先ずdとタイプし、プロンプトされたとき、どのパーティションかを指定して、既存のパーティションを削除する。パーティション番号は画面にパーティション詳細をプリントしたとき判る。FDISKは、wコマンドを使って変更を書き込むまで、ディスクに何の変更も加えない。間違ったらqとタイプし、変更をセーブしないで立ち去る。しかし、一旦書き込むと、元に戻る方法はないので慎重にすること。nコマンドで、新しいパーティションがディスクに加わる。新パーティションは規定値でLinuxパーティションなので、新パーティションをLinux
swapパーティションに変更するにはtコマンドを使う必要がある。lコマンドを使うとFDISKのサポートする各種パーティション型の全リストを見ることが出来る。Linux
swapパーティションはタイプ82だ。
私の場合、別々の一次パーティション二つをディスク上に作った。第一は、サイズが128MBのLinux
swapパーティションで、第二は、ディスクの残りを使ったLinuxパーティションだ。続いてパーティションをフォーマットする。swapパーティションには次のコマンドを使う:
#> mkswap -c /dev/hda1
これは、デバイスhdaのパーティション1にLinux swap領域を作る。 -c
フラッグは、パーティションに悪いブロックがないかをmkswapに点検させる。第二Linuxパーティションは、次のコマンドを使ってLinux第二拡張ファイルシステムでフォーマットした:
#> mke2fs -c /dev/hda2
文法は、mkswapと似ている。
インストレーション−
一寸した後戻りパーティションを作ったら、もう一度SuSE Linux
CDからブートした−もう一度F2を押してテキストベースのインストレーションを最適化する。今回は、swapパーティションを起動したくなったとき、作ったばかりの
/dev/hda1にあるパーティションを指定するためだ。YaSTは、このとき−少し遅いが−問題なく進行する。

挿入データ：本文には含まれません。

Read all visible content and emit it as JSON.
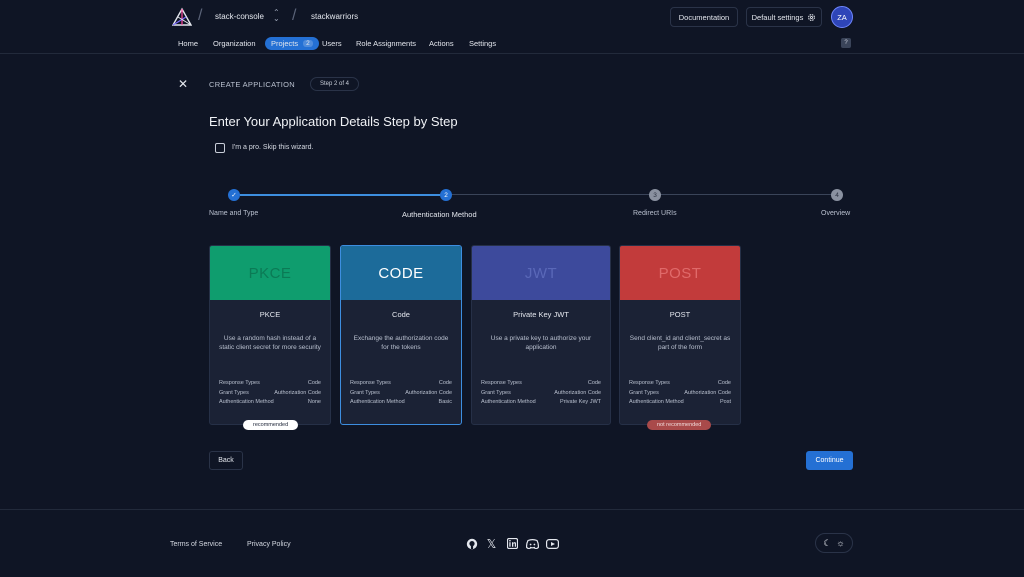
{
  "header": {
    "org_name": "stack-console",
    "instance_name": "stackwarriors",
    "documentation_label": "Documentation",
    "default_settings_label": "Default settings",
    "avatar_initials": "ZA"
  },
  "nav": {
    "items": [
      {
        "label": "Home"
      },
      {
        "label": "Organization"
      },
      {
        "label": "Projects",
        "count": "2"
      },
      {
        "label": "Users"
      },
      {
        "label": "Role Assignments"
      },
      {
        "label": "Actions"
      },
      {
        "label": "Settings"
      }
    ],
    "help_label": "?"
  },
  "wizard": {
    "close_icon": "close-icon",
    "create_label": "CREATE APPLICATION",
    "step_indicator": "Step 2 of 4",
    "title": "Enter Your Application Details Step by Step",
    "skip_label": "I'm a pro. Skip this wizard.",
    "skip_checked": false,
    "steps": [
      {
        "number": "1",
        "label": "Name and Type",
        "state": "done"
      },
      {
        "number": "2",
        "label": "Authentication Method",
        "state": "current"
      },
      {
        "number": "3",
        "label": "Redirect URIs",
        "state": "pending"
      },
      {
        "number": "4",
        "label": "Overview",
        "state": "pending"
      }
    ],
    "prop_labels": [
      "Response Types",
      "Grant Types",
      "Authentication Method"
    ],
    "cards": [
      {
        "banner": "PKCE",
        "name": "PKCE",
        "description": "Use a random hash instead of a static client secret for more security",
        "response_types": "Code",
        "grant_types": "Authorization Code",
        "auth_method": "None",
        "badge": "recommended",
        "color": "#0f9d6e"
      },
      {
        "banner": "CODE",
        "name": "Code",
        "description": "Exchange the authorization code for the tokens",
        "response_types": "Code",
        "grant_types": "Authorization Code",
        "auth_method": "Basic",
        "color": "#1c6b9a",
        "selected": true
      },
      {
        "banner": "JWT",
        "name": "Private Key JWT",
        "description": "Use a private key to authorize your application",
        "response_types": "Code",
        "grant_types": "Authorization Code",
        "auth_method": "Private Key JWT",
        "color": "#3d4a9c"
      },
      {
        "banner": "POST",
        "name": "POST",
        "description": "Send client_id and client_secret as part of the form",
        "response_types": "Code",
        "grant_types": "Authorization Code",
        "auth_method": "Post",
        "badge": "not recommended",
        "color": "#c23b3b"
      }
    ],
    "back_label": "Back",
    "continue_label": "Continue"
  },
  "footer": {
    "terms_label": "Terms of Service",
    "privacy_label": "Privacy Policy",
    "social_icons": [
      "github-icon",
      "x-icon",
      "linkedin-icon",
      "discord-icon",
      "youtube-icon"
    ],
    "theme_icons": [
      "moon-icon",
      "sun-icon"
    ]
  },
  "colors": {
    "background": "#0f1525",
    "accent": "#2470d4",
    "card_bg": "#1b2235",
    "recommended_badge": "#ffffff",
    "not_recommended_badge": "#a94a4a"
  }
}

これから先のインストレーションは簡単だ。SuSEのYaSTは巧みさと使い易さのバランスが取れた素晴らしいセットアップツールだ。監視すべき唯一の問題は、YaST自体のディスク・パーティショナだ。これは既存のパーティションを認識し、第二パーティションをReiserFSジャーナル・フォーマットでフォーマットし直すことを教える。これをするのは歓迎だが、swap
パーティションのフォーマット仕直しも教えている。実際に使用しているswapパーティションのフォーマットは問題を起こしそうなので、これはしない方が良いと思った。
結言YaSTは良いが、メモリを食うし、作ったswapパーティションを大幅に使うのは確実だ。Linuxをインストールして走らせると、16MBのRAMだけで必要なサービスだけは走っるのを確かめた。勿論swapパーティションには沢山の働きがある。
最終的には、ボックスにメモリを追加した。これにより、多数のユーザが求める要求を処理出来るようになった。Linuxが限られた資源でも旨く働くのに感心している。